3. He Lost His Law License After Being Accused of Unethical Conduct When Prosecuting Abortion Providers
While attorney general, Kline focused much attention on prosecuting abortion providers in the state. A state disciplinary panel ruled that he had presented false testimony and obtained medical records of women planning to have abortions through illegal means, Kansas Reflector reported. The Kansas Supreme Court indefinitely suspended his licenses in 2013, writing:
Ultimately, we unanimously conclude the weight of the aggravating factors — i.e., Kline’s inability or refusal to acknowledge the line between overzealous advocacy and operating within the bounds of the law and his professional obligations; his selfish motives; and his lengthy and substantial pattern of misconduct — weigh more heavily than the mitigating factors and merit his indefinite suspension.
Talking Points Memo reported that Kline had been accused of having staff record women’s license plates as they entered an abortion clinic, obtaining records at motels where they stayed, and obtaining medical files. Kline’s attorney disagreed with the conclusions, telling The Kansas City Star that the state Supreme Court was “cherry picking” evidence. Thomas Condit said: “There was never any deliberate dishonesty on Mr. Kline’s part… This is not an acceptable result.”
You can read the full case here.
Kline had used the evidence to form a 107-count criminal indictment against a local abortion provider, The Kansas City Star reported, and the case was later dropped by the Johnson County District Attorney.
In 2015, Kline sued Kansas Supreme Court justices over the decision, KCUR reported. He later tried to get his case heard by the U.S. Supreme Court, Kansas Reflector reported.
4. He’s Participated in Interviews Disputing the Results of the Election
Kline has participated in multiple interviews claiming the election was unlawful. He claimed that U.S. postal workers engaged in efforts to influence the election, Kansas Reflector reported.
He said about the election: “They used COVID fear to justify lawlessness and within that lawlessness they created a system where we can’t have faith. Now we’re proving that all the flaws had a direct impact on results.”
He alleged that potentially corrupt ballots in Georgia were 15 times greater than Biden’s lead, Lawrence Journal-World reported.
Attorney General William Barr said that the Justice Department found no evidence of voter fraud that could have changed the election’s outcome, USA Today reported.
The New York Times reported that after contacting top election officials in every state, 45 responded and none reported any evidence of fraud or irregularities that could have changed the outcome of the election. The Times also spoke to state officials or found public comments for four out of the other five states, which also did not reveal any irregularities that could have changed the outcome.

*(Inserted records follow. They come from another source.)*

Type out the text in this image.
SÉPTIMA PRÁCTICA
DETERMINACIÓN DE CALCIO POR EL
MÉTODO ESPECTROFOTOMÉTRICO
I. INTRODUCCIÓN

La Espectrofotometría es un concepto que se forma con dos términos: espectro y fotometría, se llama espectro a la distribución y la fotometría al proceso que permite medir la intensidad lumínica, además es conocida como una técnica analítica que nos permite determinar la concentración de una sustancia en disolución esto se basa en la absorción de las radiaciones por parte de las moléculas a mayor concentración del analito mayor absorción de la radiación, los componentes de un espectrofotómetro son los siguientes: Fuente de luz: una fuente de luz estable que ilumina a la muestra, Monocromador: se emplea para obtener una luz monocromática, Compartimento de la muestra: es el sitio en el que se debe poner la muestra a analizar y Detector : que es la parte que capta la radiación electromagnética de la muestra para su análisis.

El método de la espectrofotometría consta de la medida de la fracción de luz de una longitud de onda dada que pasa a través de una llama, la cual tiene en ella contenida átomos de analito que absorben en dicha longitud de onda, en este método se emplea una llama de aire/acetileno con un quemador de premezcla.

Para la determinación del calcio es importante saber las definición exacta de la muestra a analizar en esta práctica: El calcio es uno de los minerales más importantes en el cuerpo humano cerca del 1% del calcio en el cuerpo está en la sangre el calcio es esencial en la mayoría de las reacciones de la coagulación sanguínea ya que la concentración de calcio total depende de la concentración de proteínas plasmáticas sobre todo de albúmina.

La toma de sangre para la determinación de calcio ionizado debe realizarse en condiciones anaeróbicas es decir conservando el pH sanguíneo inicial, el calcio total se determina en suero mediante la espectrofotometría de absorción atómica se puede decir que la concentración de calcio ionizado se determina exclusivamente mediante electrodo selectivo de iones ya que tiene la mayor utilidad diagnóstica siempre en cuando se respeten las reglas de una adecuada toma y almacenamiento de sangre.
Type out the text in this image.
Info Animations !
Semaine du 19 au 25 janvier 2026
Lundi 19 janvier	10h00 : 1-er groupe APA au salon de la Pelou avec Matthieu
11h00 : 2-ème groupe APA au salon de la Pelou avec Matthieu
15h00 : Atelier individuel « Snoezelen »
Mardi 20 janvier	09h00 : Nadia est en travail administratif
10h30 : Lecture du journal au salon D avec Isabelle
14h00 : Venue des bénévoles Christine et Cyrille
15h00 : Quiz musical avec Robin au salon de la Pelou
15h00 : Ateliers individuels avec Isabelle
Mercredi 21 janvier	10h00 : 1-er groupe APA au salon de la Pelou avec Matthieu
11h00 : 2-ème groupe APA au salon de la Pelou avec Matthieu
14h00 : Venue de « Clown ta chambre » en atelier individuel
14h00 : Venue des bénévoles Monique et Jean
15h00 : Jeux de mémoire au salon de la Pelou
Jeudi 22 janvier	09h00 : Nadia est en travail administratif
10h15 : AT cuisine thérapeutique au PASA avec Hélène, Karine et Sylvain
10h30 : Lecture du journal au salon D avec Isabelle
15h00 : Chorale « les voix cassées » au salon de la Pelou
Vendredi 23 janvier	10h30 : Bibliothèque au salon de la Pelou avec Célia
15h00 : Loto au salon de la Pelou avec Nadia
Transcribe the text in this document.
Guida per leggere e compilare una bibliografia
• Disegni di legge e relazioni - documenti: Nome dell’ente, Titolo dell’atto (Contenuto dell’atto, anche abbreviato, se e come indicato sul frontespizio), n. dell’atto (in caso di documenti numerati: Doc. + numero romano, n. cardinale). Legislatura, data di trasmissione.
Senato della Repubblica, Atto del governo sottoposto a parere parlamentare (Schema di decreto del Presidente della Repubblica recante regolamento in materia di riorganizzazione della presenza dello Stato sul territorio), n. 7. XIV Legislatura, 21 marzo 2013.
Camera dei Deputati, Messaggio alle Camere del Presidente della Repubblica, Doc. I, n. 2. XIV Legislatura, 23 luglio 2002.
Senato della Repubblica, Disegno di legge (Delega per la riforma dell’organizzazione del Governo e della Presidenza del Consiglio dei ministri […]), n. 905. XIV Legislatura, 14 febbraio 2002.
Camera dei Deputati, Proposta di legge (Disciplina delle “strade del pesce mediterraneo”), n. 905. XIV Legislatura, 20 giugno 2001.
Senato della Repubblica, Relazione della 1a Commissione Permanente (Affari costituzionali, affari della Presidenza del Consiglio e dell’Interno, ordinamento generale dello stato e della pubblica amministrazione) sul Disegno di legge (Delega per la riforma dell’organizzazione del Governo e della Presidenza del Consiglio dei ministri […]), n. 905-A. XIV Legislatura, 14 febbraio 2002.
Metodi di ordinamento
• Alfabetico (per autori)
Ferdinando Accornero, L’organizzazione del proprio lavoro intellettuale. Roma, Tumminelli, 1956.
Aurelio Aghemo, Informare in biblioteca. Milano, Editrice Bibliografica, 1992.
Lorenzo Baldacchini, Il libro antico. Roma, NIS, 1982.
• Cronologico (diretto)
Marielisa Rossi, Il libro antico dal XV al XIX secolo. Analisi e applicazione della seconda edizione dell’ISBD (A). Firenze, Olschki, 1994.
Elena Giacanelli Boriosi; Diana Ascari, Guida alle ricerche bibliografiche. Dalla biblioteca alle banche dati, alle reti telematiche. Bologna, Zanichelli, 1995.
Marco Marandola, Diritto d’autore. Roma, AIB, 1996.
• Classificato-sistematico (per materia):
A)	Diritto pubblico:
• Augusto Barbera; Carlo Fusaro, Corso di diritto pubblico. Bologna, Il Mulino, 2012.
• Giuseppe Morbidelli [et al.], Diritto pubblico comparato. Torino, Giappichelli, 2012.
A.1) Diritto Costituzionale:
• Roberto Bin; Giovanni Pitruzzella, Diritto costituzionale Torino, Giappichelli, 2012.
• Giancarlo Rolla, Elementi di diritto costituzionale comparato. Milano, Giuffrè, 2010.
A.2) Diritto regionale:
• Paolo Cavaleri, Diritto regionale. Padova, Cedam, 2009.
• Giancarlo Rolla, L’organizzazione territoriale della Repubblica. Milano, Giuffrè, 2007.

Texas officials didn’t respond, but Harris County officials said there were only minor issues.
5. He’s Married & a Member of the Pastoral Team at Amherst Baptist Church
In 1989, Kline married Deborah Kline. Their daughter Hillary was born in 1992, NCN News reported in 2002 when he was elected Attorney General. He and Deborah were members of the Central Church of the Nazarene in Lenexa, Kansas, in 2002.
According to his LinkedIn, he’s now a member of the pastoral care team at Amherst Baptist Church. He wrote on LinkedIn: “My wife Deborah and I join with retired pastor David Clay as the church pastoral team.”
He is also an assistant visiting professor of law at Liberty University School of Law, his LinkedIn notes.